P210- en ASY21-types worden niet aanbevolen omdat ze eigenlijk slechte geluidskenmerken hebben.
Gitaren
Hoewel verschillende merken germaniumtransistors verschillende kenmerken hebben, kunnen ze allemaal worden gebruikt om een dynamisch, rijker en aangenamer geluid te creëren. Ze kunnen helpen het geluid van een gitaar te veranderenin een breed scala aan tonen, waaronder intens, gedempt, hard, zachter of een combinatie hiervan. In sommige apparaten worden ze veel gebruikt om gitaarmuziek een geweldig spel, extreem tastbaar en zacht geluid te geven.

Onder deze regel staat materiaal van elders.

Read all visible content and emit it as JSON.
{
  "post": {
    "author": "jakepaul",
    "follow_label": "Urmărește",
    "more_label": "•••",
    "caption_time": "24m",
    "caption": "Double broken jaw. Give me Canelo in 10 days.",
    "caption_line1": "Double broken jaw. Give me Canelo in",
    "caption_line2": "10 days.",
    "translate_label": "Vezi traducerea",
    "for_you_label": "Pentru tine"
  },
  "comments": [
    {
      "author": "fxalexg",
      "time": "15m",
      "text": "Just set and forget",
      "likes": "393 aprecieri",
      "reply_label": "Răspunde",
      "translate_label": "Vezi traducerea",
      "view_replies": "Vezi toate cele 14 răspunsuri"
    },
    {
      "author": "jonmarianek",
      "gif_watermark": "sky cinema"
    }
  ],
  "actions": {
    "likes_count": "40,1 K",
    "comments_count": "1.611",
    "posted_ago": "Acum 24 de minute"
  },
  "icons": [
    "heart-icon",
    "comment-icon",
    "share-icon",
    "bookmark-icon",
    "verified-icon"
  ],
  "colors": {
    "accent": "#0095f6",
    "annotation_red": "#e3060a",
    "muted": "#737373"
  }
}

Wat is het grootste nadeel van germaniumtransistors? Natuurlijk, hun onvoorspelbare gedrag. Volgens experts zal het nodig zijn om een grootse aankoop van radiocomponenten uit te voeren, dat wil zeggen honderden transistors te kopen om na herhaald testen de juiste voor u te vinden. Deze tekortkoming werd ontdekt door studio-ingenieur en muzikant Zachary Vex tijdens het zoeken naar vintage geluidseffectenblokken.
Vex begon met het maken van Fuzz-gitaareffectunits om gitaarmuziek helderder te laten klinken door de originele Fuzz-units in bepaalde verhoudingen te mixen. Hij gebruikte deze transistors zonder hun potentieel te testen om de beste combinatie te krijgen, alleen vertrouwend op geluk. Uiteindelijk zag hij zich genoodzaakt enkele transistors te verlaten vanwege hun ongeschikte geluid en begon hij in zijn fabriek goede Fuzz-blokken met germaniumtransistors te produceren.